= Canton of Alicante =

Short-lived state during the Cantonal rebellion

The Canton of Alicante was a short-lived canton formed during the cantonal rebellion that took place in Spain under the First Spanish Republic. It was created on 20 July as a result of a maritime expedition from the Canton of Cartagena (also known as Murcian Canton), but as soon as the Murcian envoys left to return to Cartagena, the centralist (supporters of the Madrid government) local authorities regained control and put an end to the canton on 23 July.

== History ==
The first maritime expedition of the Murcian Canton took place on 20 July 1873. In this expedition two ships left Cartagena: the steamboat Fernando el Católico under the command of General Juan Contreras towards Mazarrón and Águilas on the Murcian coast, and the armored frigate Vitoria under the command of Antonio Gálvez Arce towards Alicante. In principle, the two missions were successful because Mazarrón and Águilas were incorporated into the Murcian Canton and Gálvez proclaimed the canton of Alicante, establishing a Board of Public Health. However, three days after Vitoria returned to Cartagena, the centralist authorities regained control of Alicante and put an end to the canton. Gálvez returned with the ship Vigilante, which was requisitioned by the centralists in the port of Alicante, and made a stop in Torrevieja where a commission met with him to join the Murcian Canton, ceasing to belong to the province of Alicante.

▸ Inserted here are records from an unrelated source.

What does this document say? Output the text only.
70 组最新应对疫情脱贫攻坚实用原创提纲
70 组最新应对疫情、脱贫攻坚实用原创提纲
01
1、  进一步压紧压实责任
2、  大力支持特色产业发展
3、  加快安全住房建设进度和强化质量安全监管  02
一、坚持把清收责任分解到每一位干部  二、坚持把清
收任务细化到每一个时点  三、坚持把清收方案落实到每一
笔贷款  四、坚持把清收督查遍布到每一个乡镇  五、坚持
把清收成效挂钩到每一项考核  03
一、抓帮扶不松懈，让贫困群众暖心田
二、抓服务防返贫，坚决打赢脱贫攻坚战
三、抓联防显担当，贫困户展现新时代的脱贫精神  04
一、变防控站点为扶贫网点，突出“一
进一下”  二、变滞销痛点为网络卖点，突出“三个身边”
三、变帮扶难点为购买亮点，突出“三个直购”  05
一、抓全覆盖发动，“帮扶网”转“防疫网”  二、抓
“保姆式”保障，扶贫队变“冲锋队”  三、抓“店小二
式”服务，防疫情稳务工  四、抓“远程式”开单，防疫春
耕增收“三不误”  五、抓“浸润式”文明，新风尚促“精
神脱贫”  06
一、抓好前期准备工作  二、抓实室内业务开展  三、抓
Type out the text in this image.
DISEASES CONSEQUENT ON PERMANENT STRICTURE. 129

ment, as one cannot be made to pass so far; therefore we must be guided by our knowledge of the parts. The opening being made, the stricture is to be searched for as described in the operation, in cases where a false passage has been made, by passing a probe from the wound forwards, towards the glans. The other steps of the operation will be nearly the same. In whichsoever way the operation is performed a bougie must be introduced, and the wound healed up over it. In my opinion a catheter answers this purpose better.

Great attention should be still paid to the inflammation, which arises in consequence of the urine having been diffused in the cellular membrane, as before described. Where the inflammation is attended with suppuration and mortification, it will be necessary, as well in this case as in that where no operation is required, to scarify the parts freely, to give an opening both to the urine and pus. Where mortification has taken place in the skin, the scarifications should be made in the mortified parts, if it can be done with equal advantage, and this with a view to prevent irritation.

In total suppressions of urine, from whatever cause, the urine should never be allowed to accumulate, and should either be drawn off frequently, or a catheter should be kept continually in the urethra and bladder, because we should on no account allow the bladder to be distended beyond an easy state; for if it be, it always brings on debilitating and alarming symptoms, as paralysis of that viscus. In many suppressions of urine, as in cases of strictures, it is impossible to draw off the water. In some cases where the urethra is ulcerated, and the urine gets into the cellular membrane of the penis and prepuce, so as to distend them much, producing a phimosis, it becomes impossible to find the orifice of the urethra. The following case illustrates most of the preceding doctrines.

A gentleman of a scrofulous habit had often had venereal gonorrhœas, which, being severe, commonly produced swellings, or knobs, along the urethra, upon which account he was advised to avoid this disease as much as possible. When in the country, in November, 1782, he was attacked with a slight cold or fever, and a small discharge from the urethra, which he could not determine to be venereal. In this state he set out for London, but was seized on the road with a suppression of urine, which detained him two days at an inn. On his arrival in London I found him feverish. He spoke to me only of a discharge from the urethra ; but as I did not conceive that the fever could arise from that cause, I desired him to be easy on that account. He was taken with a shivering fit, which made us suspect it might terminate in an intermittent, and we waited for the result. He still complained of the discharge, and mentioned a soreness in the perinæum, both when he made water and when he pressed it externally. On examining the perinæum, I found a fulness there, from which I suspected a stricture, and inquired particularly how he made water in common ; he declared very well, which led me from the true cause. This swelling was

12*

But when on 23 July the Vigilante was about to enter Cartagena, it was intercepted by the German frigate SMS Friedrich Carl, making use of the decree recently approved by the government of Nicolás Salmerón y Alonso that declared all ships flying the red flag as "cantonal pirates" (so that they could be seized by ships from any country even within waters under Spanish jurisdiction). In addition, Commodore R. Werner, commander of the Friedrich Carl, demanded the surrender of the frigate Vitoria, which had also raised the red flag. Finally, the Board of Cartagena delivered Vigilante to Werner but not Vitoria, which was kept safe in the port.